Check your state secret privilege

Check your state secret privilege

by digby

Back when he was a big civil libertarian, open government kind of guy, the president used to say some really good stuff:
During the 2008 presidential campaign, Barack Obama hammered George W. Bush for expanding government secrecy. Obama promised that his would be the most transparent and open administration ever. In particular, Obama criticized the Bush administration's use of a legal loophole known as the state secrets privilege. Citing this privilege, government lawyers can keep evidence and testimony from being introduced in court that would reveal government secrets. That means that if someone sues the government for wrongdoing—say, a plaintiff claims that he or she was illegally spied on or tortured at the behest of the US government—the Justice Department can claim key pieces of evidence will expose national security secrets and prevent this material from being used in court. Doing so would hinder or outright squash the person's case.

In 2008, Obama griped that the Bush administration invoked the state secrets privilege "more than any other previous administration" and used it to get entire lawsuits thrown out of court. Critics noted that deploying the state secrets privilege allowed the Bush administration to shut down cases that might have revealed government misconduct or caused embarrassment, including those regarding constitutionally dubious warrantless wiretapping and the CIA's kidnapping and torture of Khaled el-Masri, a German car salesman the government had mistaken for an alleged Al Qaeda leader with the same name. After Obama took office, his attorney general, Eric Holder, promised to significantly limit the use of this controversial legal doctrine. Holder vowed never to use it to "conceal violations of the law, inefficiency, or administrative error" or "prevent embarrassment to a person, organization, or agency of the United States Government."
Guess what?
Despite this promise, Obama continued to assert the privilege to squelch cases about Bush-era abuses. In one instance, the Justice Department scuttled a lawsuit brought by a man who claimed he had been kidnapped by the CIA and had his penis and testicles cut with a scalpel in a Moroccan prison. And now Obama is broadening the use of this legal maneuver: In the past 18 months, the Obama administration has twice cited state secrets to prevent federal courts from considering lawsuits challenging its use of the no-fly list.
Just consider the scope of those two cases. One is a situation where a man ha his genitals cut with a scalpel after he was "rendered" to Morocco by the CIA. The other is someone wanting to know on what basis they have been flagged by the TSA as a threat. From inconvenience to torture, the government says it's all one big secret. And there's nothing you can do about it ... because it's a secret, it can't be litigated through a normal legal process.

Most people who believe the government has to do this argue that because the threat is so dire we must be willing to so this in order to keep the babies safe. Setting aside the valid retort that we are actually making the world less safe with all this paranoia and by feeding into the mythos of the extremists, how can we explain the fact that the same government agencies that are continuously sounding the shrill threat siren turned out to have been lying through their teeth about the extent of the Cold War threat in order to advance their own agenda? I suppose it might be different this time. But I wouldn't count on it.

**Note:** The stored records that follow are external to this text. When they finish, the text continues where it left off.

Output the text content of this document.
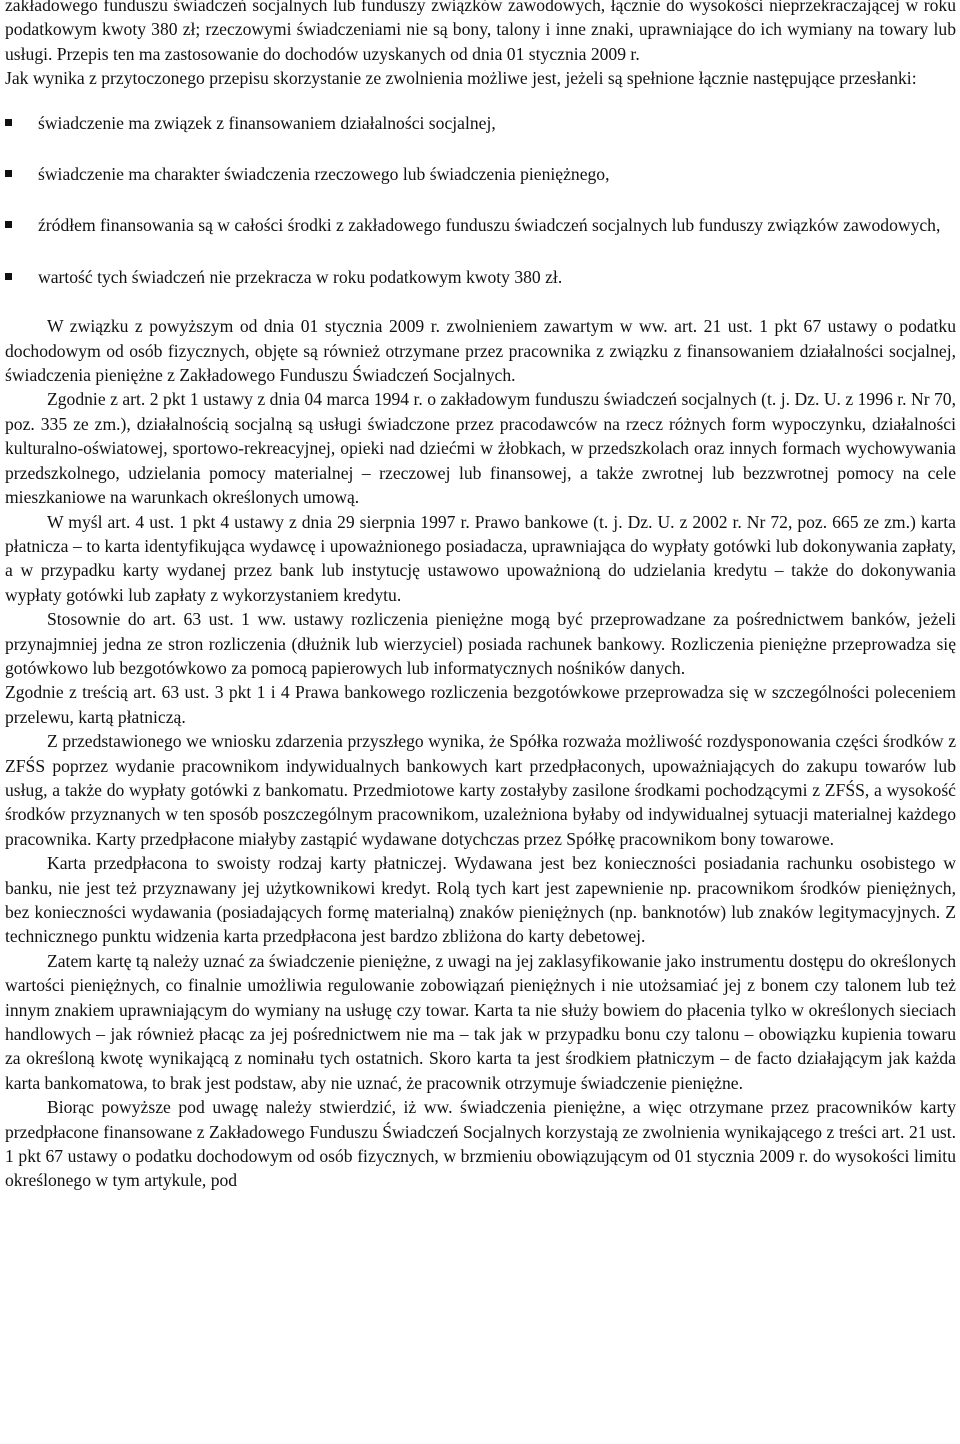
zakładowego funduszu świadczeń socjalnych lub funduszy związków zawodowych, łącznie do wysokości nieprzekraczającej w roku podatkowym kwoty 380 zł; rzeczowymi świadczeniami nie są bony, talony i inne znaki, uprawniające do ich wymiany na towary lub usługi. Przepis ten ma zastosowanie do dochodów uzyskanych od dnia 01 stycznia 2009 r.

Jak wynika z przytoczonego przepisu skorzystanie ze zwolnienia możliwe jest, jeżeli są spełnione łącznie następujące przesłanki:

świadczenie ma związek z finansowaniem działalności socjalnej,
świadczenie ma charakter świadczenia rzeczowego lub świadczenia pieniężnego,
źródłem finansowania są w całości środki z zakładowego funduszu świadczeń socjalnych lub funduszy związków zawodowych,
wartość tych świadczeń nie przekracza w roku podatkowym kwoty 380 zł.

W związku z powyższym od dnia 01 stycznia 2009 r. zwolnieniem zawartym w ww. art. 21 ust. 1 pkt 67 ustawy o podatku dochodowym od osób fizycznych, objęte są również otrzymane przez pracownika z związku z finansowaniem działalności socjalnej, świadczenia pieniężne z Zakładowego Funduszu Świadczeń Socjalnych.

Zgodnie z art. 2 pkt 1 ustawy z dnia 04 marca 1994 r. o zakładowym funduszu świadczeń socjalnych (t. j. Dz. U. z 1996 r. Nr 70, poz. 335 ze zm.), działalnością socjalną są usługi świadczone przez pracodawców na rzecz różnych form wypoczynku, działalności kulturalno-oświatowej, sportowo-rekreacyjnej, opieki nad dziećmi w żłobkach, w przedszkolach oraz innych formach wychowywania przedszkolnego, udzielania pomocy materialnej – rzeczowej lub finansowej, a także zwrotnej lub bezzwrotnej pomocy na cele mieszkaniowe na warunkach określonych umową.

W myśl art. 4 ust. 1 pkt 4 ustawy z dnia 29 sierpnia 1997 r. Prawo bankowe (t. j. Dz. U. z 2002 r. Nr 72, poz. 665 ze zm.) karta płatnicza – to karta identyfikująca wydawcę i upoważnionego posiadacza, uprawniająca do wypłaty gotówki lub dokonywania zapłaty, a w przypadku karty wydanej przez bank lub instytucję ustawowo upoważnioną do udzielania kredytu – także do dokonywania wypłaty gotówki lub zapłaty z wykorzystaniem kredytu.

Stosownie do art. 63 ust. 1 ww. ustawy rozliczenia pieniężne mogą być przeprowadzane za pośrednictwem banków, jeżeli przynajmniej jedna ze stron rozliczenia (dłużnik lub wierzyciel) posiada rachunek bankowy. Rozliczenia pieniężne przeprowadza się gotówkowo lub bezgotówkowo za pomocą papierowych lub informatycznych nośników danych.

Zgodnie z treścią art. 63 ust. 3 pkt 1 i 4 Prawa bankowego rozliczenia bezgotówkowe przeprowadza się w szczególności poleceniem przelewu, kartą płatniczą.

Z przedstawionego we wniosku zdarzenia przyszłego wynika, że Spółka rozważa możliwość rozdysponowania części środków z ZFŚS poprzez wydanie pracownikom indywidualnych bankowych kart przedpłaconych, upoważniających do zakupu towarów lub usług, a także do wypłaty gotówki z bankomatu. Przedmiotowe karty zostałyby zasilone środkami pochodzącymi z ZFŚS, a wysokość środków przyznanych w ten sposób poszczególnym pracownikom, uzależniona byłaby od indywidualnej sytuacji materialnej każdego pracownika. Karty przedpłacone miałyby zastąpić wydawane dotychczas przez Spółkę pracownikom bony towarowe.

Karta przedpłacona to swoisty rodzaj karty płatniczej. Wydawana jest bez konieczności posiadania rachunku osobistego w banku, nie jest też przyznawany jej użytkownikowi kredyt. Rolą tych kart jest zapewnienie np. pracownikom środków pieniężnych, bez konieczności wydawania (posiadających formę materialną) znaków pieniężnych (np. banknotów) lub znaków legitymacyjnych. Z technicznego punktu widzenia karta przedpłacona jest bardzo zbliżona do karty debetowej.

Zatem kartę tą należy uznać za świadczenie pieniężne, z uwagi na jej zaklasyfikowanie jako instrumentu dostępu do określonych wartości pieniężnych, co finalnie umożliwia regulowanie zobowiązań pieniężnych i nie utożsamiać jej z bonem czy talonem lub też innym znakiem uprawniającym do wymiany na usługę czy towar. Karta ta nie służy bowiem do płacenia tylko w określonych sieciach handlowych – jak również płacąc za jej pośrednictwem nie ma – tak jak w przypadku bonu czy talonu – obowiązku kupienia towaru za określoną kwotę wynikającą z nominału tych ostatnich. Skoro karta ta jest środkiem płatniczym – de facto działającym jak każda karta bankomatowa, to brak jest podstaw, aby nie uznać, że pracownik otrzymuje świadczenie pieniężne.

Biorąc powyższe pod uwagę należy stwierdzić, iż ww. świadczenia pieniężne, a więc otrzymane przez pracowników karty przedpłacone finansowane z Zakładowego Funduszu Świadczeń Socjalnych korzystają ze zwolnienia wynikającego z treści art. 21 ust. 1 pkt 67 ustawy o podatku dochodowym od osób fizycznych, w brzmieniu obowiązującym od 01 stycznia 2009 r. do wysokości limitu określonego w tym artykule, pod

Update: This is becoming absurd:
President Obama is “absolutely” the most transparent president in history, White House press secretary Josh Earnest said Sunday after the White House received a letter from signed by a dozen top journalists’ groups complaining about the administration’s policies toward the media.

“There are a number of steps that we've taken to give people greater insight into what's happening at the White House,” Earnest said in an interview with CNN’s “Reliable Sources.”

The letter, signed by the Society of Professional Journalists and the Poynter Institute, among others, accuses the White House of "politically driven suppression of news and information about federal agencies."

It asks the president to create an ombudsman charged with enforcing his goal of government transparency, and asks Obama "issue a clear directive telling federal employees they're not only free to answer questions from reporters and the public, but actually encouraged to do so.”

“We believe that is one of the most important things you can do for the nation now, before the policies become even more entrenched,” the letter says.
Press Secretary Earnest (a perfect Dickensian name if there ever was one) explained that this simply isn't an issue no matter what these people think. The Obama administration is the most open and transparent in history because it tells reporters where the president goes for fundraisers and who visits the White House. What more could they possibly need?